Poland – which has the largest Ukrainian community in Central Europe – has received more than 1 million Ukrainian refugees since the conflict began on February 24, with the milestone passed late last night.
A total of 1,735,068 civilians – mostly women and children, as men stayed home to fight – have so far crossed the border into Central Europe, the UNHCR said.
Russian shelling is preventing the evacuation of civilians from Kyiv, Mariupol, Sumy, Kharkiv, Volnovakha and Mykolayiv, Ukraine’s Foreign Ministry said today.
In a statement it added: ‘This prevents the safe passage of humanitarian columns with Ukrainian and foreign citizens, as well as the delivery of medicines and food.’
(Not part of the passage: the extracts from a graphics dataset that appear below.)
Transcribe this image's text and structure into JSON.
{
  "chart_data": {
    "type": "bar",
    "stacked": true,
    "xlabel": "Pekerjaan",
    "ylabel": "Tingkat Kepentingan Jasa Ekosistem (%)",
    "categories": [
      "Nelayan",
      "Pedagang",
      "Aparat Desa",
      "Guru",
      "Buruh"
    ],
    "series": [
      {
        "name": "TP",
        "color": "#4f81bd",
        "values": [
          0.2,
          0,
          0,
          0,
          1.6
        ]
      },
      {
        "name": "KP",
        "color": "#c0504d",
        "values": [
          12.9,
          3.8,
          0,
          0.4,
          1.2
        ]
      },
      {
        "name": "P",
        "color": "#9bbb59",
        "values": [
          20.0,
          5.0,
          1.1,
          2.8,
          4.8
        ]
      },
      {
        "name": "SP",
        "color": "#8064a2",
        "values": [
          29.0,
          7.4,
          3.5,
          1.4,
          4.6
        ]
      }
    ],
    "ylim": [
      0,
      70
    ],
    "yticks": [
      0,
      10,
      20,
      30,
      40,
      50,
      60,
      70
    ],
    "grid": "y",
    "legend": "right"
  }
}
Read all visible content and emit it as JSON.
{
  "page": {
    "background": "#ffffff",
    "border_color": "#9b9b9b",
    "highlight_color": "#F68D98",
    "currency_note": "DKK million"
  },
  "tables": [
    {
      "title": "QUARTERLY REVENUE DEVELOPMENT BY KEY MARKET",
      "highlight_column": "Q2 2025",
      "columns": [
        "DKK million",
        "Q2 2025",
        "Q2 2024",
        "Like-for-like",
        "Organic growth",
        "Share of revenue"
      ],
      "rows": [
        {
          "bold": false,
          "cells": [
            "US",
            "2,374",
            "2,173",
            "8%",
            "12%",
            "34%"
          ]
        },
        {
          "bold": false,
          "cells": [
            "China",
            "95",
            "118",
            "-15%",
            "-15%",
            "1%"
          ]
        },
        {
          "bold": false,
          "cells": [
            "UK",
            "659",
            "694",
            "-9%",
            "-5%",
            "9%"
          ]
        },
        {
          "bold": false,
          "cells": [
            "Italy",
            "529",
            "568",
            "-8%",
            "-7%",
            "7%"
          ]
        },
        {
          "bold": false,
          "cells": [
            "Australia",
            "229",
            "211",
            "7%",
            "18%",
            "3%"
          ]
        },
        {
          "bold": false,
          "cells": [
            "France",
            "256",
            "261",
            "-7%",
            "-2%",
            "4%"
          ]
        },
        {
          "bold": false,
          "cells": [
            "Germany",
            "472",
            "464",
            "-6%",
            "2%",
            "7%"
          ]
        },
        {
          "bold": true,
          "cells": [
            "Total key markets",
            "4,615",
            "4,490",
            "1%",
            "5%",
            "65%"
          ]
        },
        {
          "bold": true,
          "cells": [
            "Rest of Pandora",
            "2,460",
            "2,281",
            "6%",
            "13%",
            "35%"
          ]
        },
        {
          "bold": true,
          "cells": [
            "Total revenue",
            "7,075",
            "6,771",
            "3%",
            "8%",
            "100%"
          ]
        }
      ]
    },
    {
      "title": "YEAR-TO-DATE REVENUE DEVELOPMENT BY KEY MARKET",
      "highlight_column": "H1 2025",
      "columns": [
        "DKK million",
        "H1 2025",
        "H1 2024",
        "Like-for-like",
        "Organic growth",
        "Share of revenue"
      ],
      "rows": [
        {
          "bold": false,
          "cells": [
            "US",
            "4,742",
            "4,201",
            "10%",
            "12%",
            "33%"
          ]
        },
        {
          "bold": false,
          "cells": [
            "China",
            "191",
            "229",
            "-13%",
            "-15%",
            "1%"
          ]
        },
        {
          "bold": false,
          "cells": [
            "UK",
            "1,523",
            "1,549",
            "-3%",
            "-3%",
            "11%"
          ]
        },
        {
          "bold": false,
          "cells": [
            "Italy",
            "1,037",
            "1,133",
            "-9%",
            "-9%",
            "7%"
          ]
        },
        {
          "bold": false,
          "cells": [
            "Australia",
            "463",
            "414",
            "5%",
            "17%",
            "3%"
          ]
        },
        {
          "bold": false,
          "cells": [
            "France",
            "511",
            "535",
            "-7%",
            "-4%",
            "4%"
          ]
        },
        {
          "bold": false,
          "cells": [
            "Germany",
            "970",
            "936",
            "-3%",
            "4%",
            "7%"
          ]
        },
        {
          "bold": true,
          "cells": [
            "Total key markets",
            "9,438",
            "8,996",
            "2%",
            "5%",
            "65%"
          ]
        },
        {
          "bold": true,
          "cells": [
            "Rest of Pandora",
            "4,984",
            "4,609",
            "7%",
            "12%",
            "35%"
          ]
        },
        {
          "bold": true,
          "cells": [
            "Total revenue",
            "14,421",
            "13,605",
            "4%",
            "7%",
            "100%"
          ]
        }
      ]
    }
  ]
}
The ministry called on foreign leaders to force Russia to observe a ceasefire to prevent what it said could be a humanitarian catastrophe.
Russia calls its actions in Ukraine a ‘special operation’.
Even after the evacuation corridors were announced, Russia’s armed forces continued to pummel Ukrainian cities, with multiple rocket launchers hitting residential buildings.
Ukrainian officials accused Moscow of resorting to ‘medieval siege’ tactics in some places, and in one encircled city, Mariupol, there was no sign yet of an evacuation.
Pictured: A photograph taken on March 7, 2022 shows burned flats following a shelling in Ukraine’s second-biggest city of Kharkiv on the 12th day of Russia’s invasion of Ukraine
People walk past a car wreck following a shelling in Ukraine’s second-biggest city of Kharkiv
Efforts to set up safe passages for civilians to leave besieged areas over the weekend fell apart.
But the Russian Defense Ministry announced a new push today, saying civilians would be allowed to leave the capital of Kyiv, the southern port city of Mariupol, and the cities of Kharkiv and Sumy.
The two sides met for a third round of talks Monday, according to Russian state media, though hopes for any breakthrough were dim. The countries’ foreign ministers are also scheduled to meet in Turkey on Thursday, according to that country’s top diplomat.
Ukrainians, whose ferocious resistance has slowed the invasion and thwarted any hopes Moscow had for a lightning victory, have been reinforcing cities across the country.
The death toll, meanwhile, remains unclear. The U.N. has confirmed a few hundred civilian deaths but also warned the number is a vast undercount. Police for the Kharkiv region said Monday that 209 people have died there alone, 133 of them civilians.